第2章 個人情報を守れれるのは己のみ。
五人の攘夷浪士から切り抜けたと思えた土方と葵咲だったが、勿論浪士達の追跡はやむはずもなく、追跡者の数も七人、十人と増えていた。攘夷浪士十人以上の襲撃を全く予想していなかった葵咲は、土方に抗議した。
葵咲「ちょっと土方さん!?貴方こんな過激に狙われてたんですか!?聞いてないですよー!!分かってたらもっと準備してきたのにィィィ!!」
土方「俺だってこんなの滅多にないわ!!」
追跡者をまこうと必死に走っていた二人は、道を間違え、行き止まりに辿り着いてしまう。これはもうやるしかない、土方はそう思って抜刀しようとした時、攘夷浪士の一人が口を開いた。
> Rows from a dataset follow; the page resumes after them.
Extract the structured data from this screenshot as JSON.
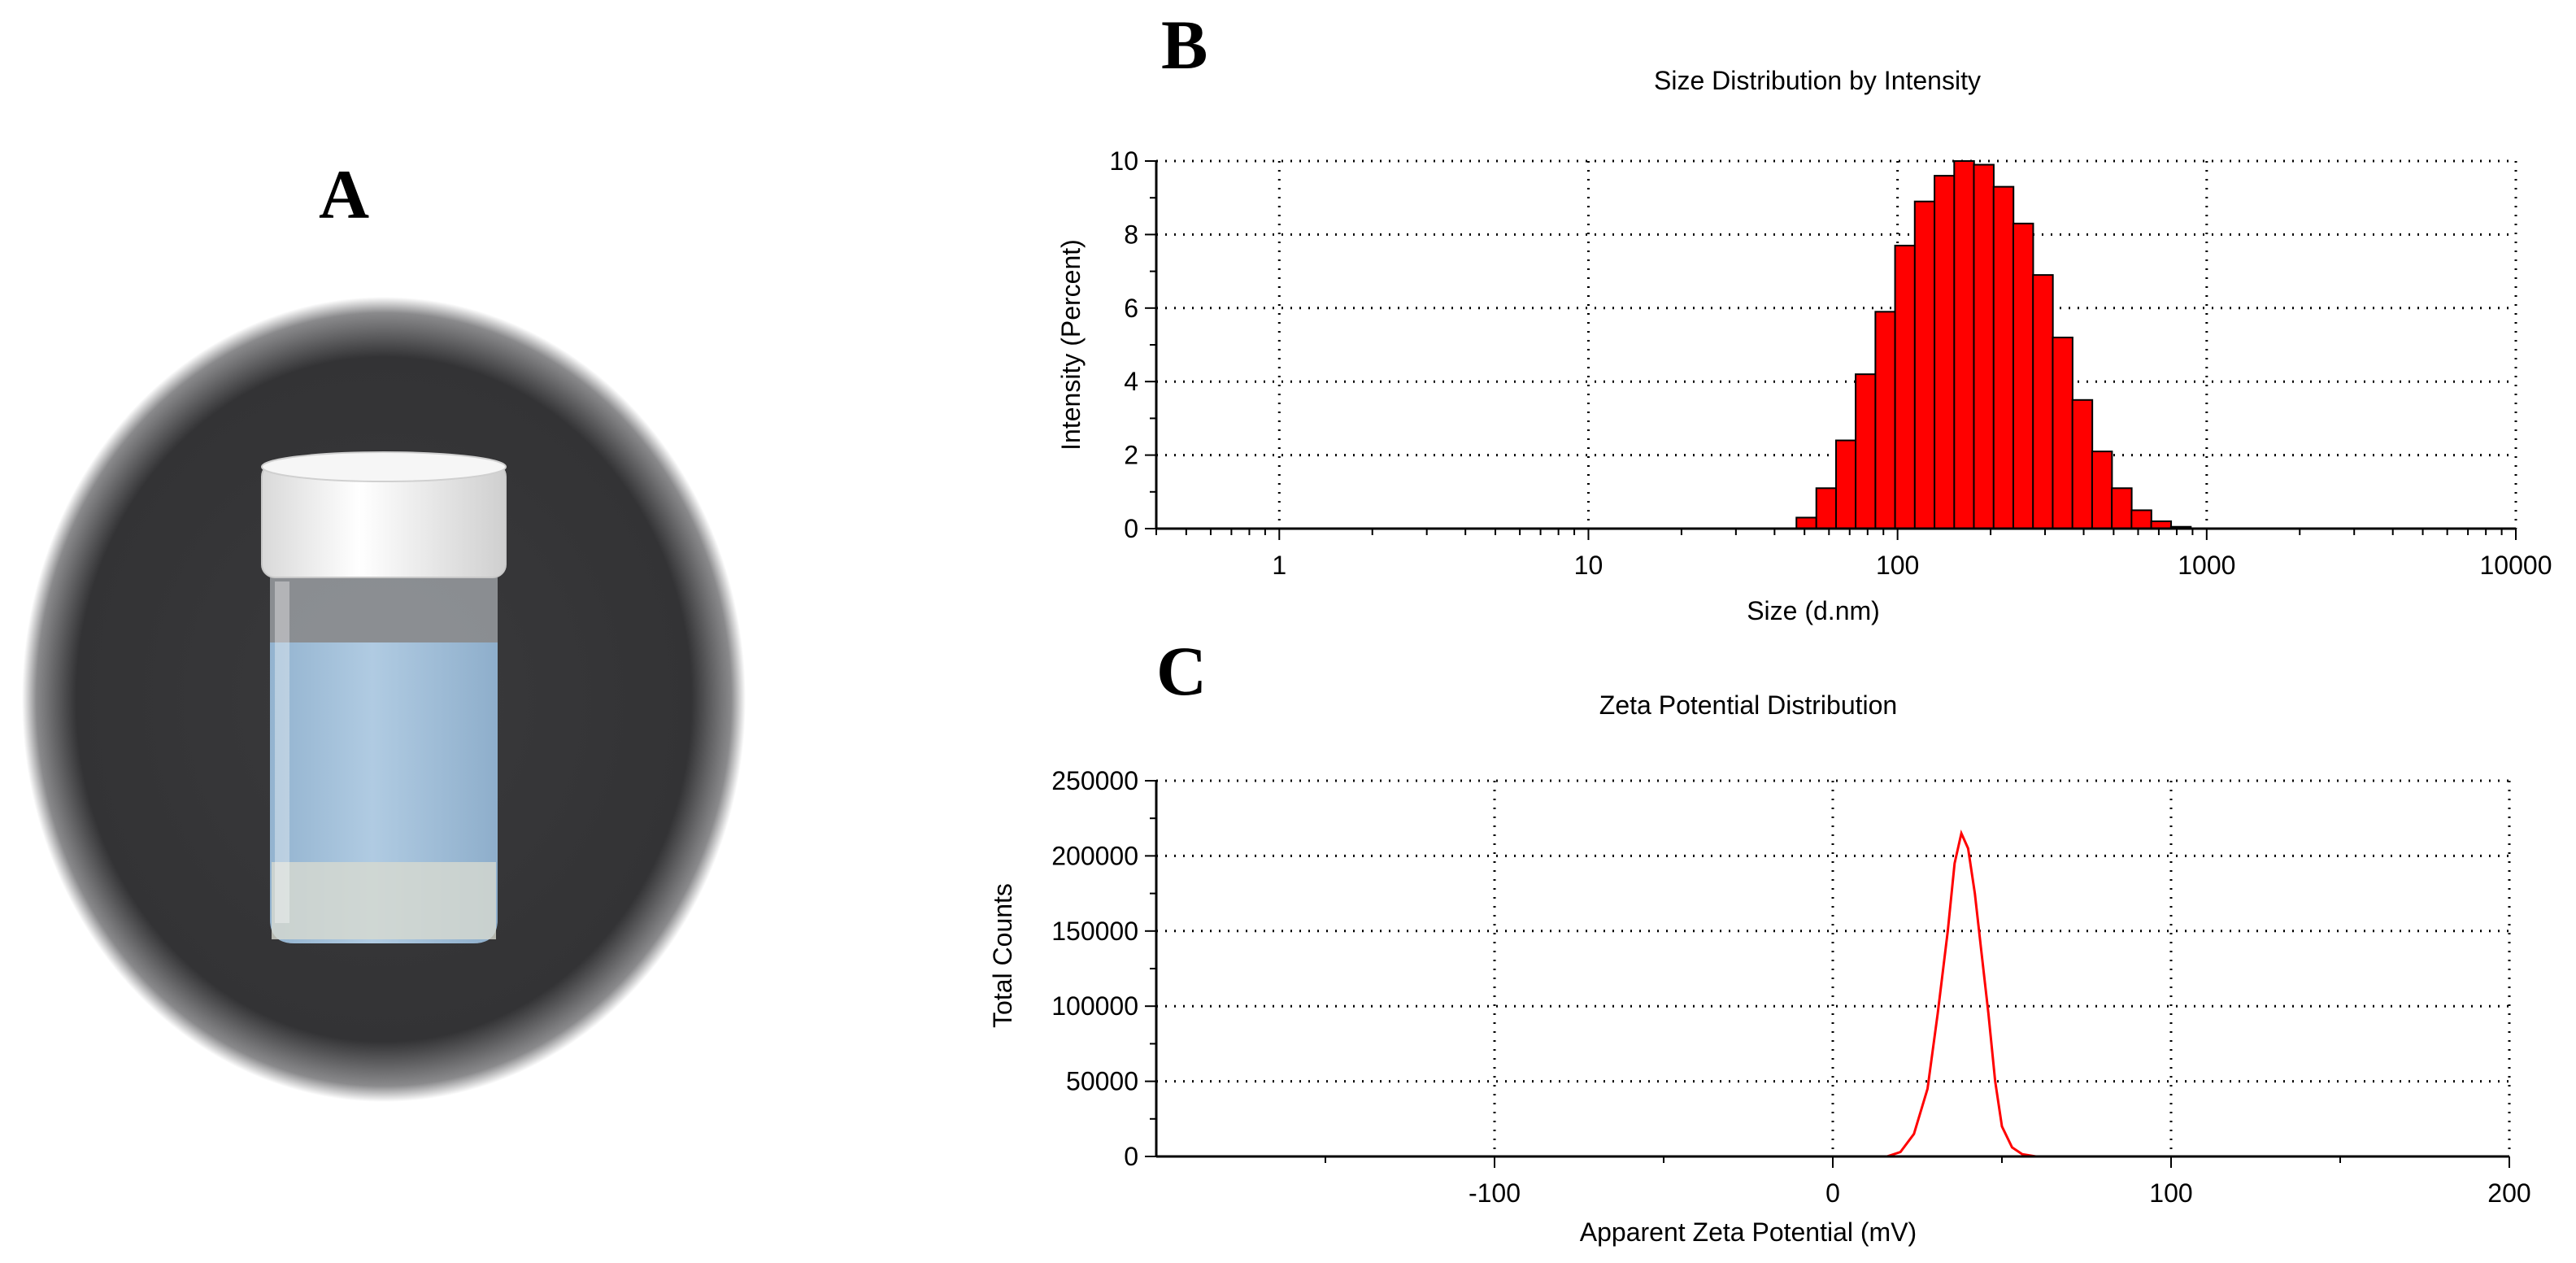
{
  "panels": {
    "a": "A",
    "b": "B",
    "c": "C"
  },
  "photo": {
    "subject": "vial-icon",
    "colors": {
      "background": "#3a3a3c",
      "cap": "#f2f2f2",
      "liquid": "#a9c6df"
    }
  },
  "chart_data": [
    {
      "type": "bar",
      "title": "Size Distribution by Intensity",
      "xlabel": "Size (d.nm)",
      "ylabel": "Intensity (Percent)",
      "x_scale": "log",
      "xlim": [
        0.4,
        10000
      ],
      "ylim": [
        0,
        10
      ],
      "x_ticks": [
        1,
        10,
        100,
        1000,
        10000
      ],
      "x_tick_labels": [
        "1",
        "10",
        "100",
        "1000",
        "10000"
      ],
      "y_ticks": [
        0,
        2,
        4,
        6,
        8,
        10
      ],
      "y_tick_labels": [
        "0",
        "2",
        "4",
        "6",
        "8",
        "10"
      ],
      "grid": true,
      "bar_color": "#ff0000",
      "x": [
        50.7,
        58.8,
        68.1,
        78.8,
        91.3,
        105.7,
        122.4,
        141.8,
        164.2,
        190.1,
        220.2,
        255.0,
        295.3,
        342.0,
        396.1,
        458.7,
        531.2,
        615.1,
        712.4,
        825.0
      ],
      "values": [
        0.3,
        1.1,
        2.4,
        4.2,
        5.9,
        7.7,
        8.9,
        9.6,
        10.0,
        9.9,
        9.3,
        8.3,
        6.9,
        5.2,
        3.5,
        2.1,
        1.1,
        0.5,
        0.2,
        0.05
      ]
    },
    {
      "type": "line",
      "title": "Zeta Potential Distribution",
      "xlabel": "Apparent Zeta Potential (mV)",
      "ylabel": "Total Counts",
      "xlim": [
        -200,
        200
      ],
      "ylim": [
        0,
        250000
      ],
      "x_ticks": [
        -100,
        0,
        100,
        200
      ],
      "x_tick_labels": [
        "-100",
        "0",
        "100",
        "200"
      ],
      "y_ticks": [
        0,
        50000,
        100000,
        150000,
        200000,
        250000
      ],
      "y_tick_labels": [
        "0",
        "50000",
        "100000",
        "150000",
        "200000",
        "250000"
      ],
      "grid": true,
      "line_color": "#ff0000",
      "x": [
        -150,
        16,
        20,
        24,
        28,
        31,
        34,
        36,
        38,
        40,
        42,
        44,
        46,
        48,
        50,
        53,
        56,
        60,
        130
      ],
      "y": [
        0,
        0,
        3000,
        15000,
        45000,
        95000,
        150000,
        195000,
        215000,
        205000,
        175000,
        135000,
        95000,
        50000,
        20000,
        6000,
        1500,
        0,
        0
      ]
    }
  ]
}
「もう逃げられねぇぜ。その女、大人しくこっちに渡してもらおうか。」
土方「!?なっ!?お前が狙われてたんじゃねぇかァァァ!!」
てっきり真選組副長である自分が狙われていたのだと思っていたら、とんだ思い違いだった。勿論、葵咲も驚きを隠せない。
葵咲「えぇぇぇぇ!?知らないですよ!なんで?!」
土方「こっちが聞きたいわァァァァァ!!」
二人がそんなやり取りをしていると、隙が出来たと見た攘夷浪士の一人が土方に斬りかかってきた。
「ごちゃごちゃうるせェェェ!!」
数人の攘夷浪士が一斉に土方に斬りかかったその時、何者かがすかさず葵咲の手を引いて土方から引き離した。しまった!そう思った土方が見た視線の先にいたのは、よく見知った顔、黒髪長髪の攘夷志士、桂小太郎だった。
桂「大丈夫か!?」
桂は土方には目もくれず、葵咲に怪我の有無を問うた。
葵咲「え?桂さん!?」
状況が全く読めていない葵咲は、ただ目を瞬かせ、桂の瞳を見据えた。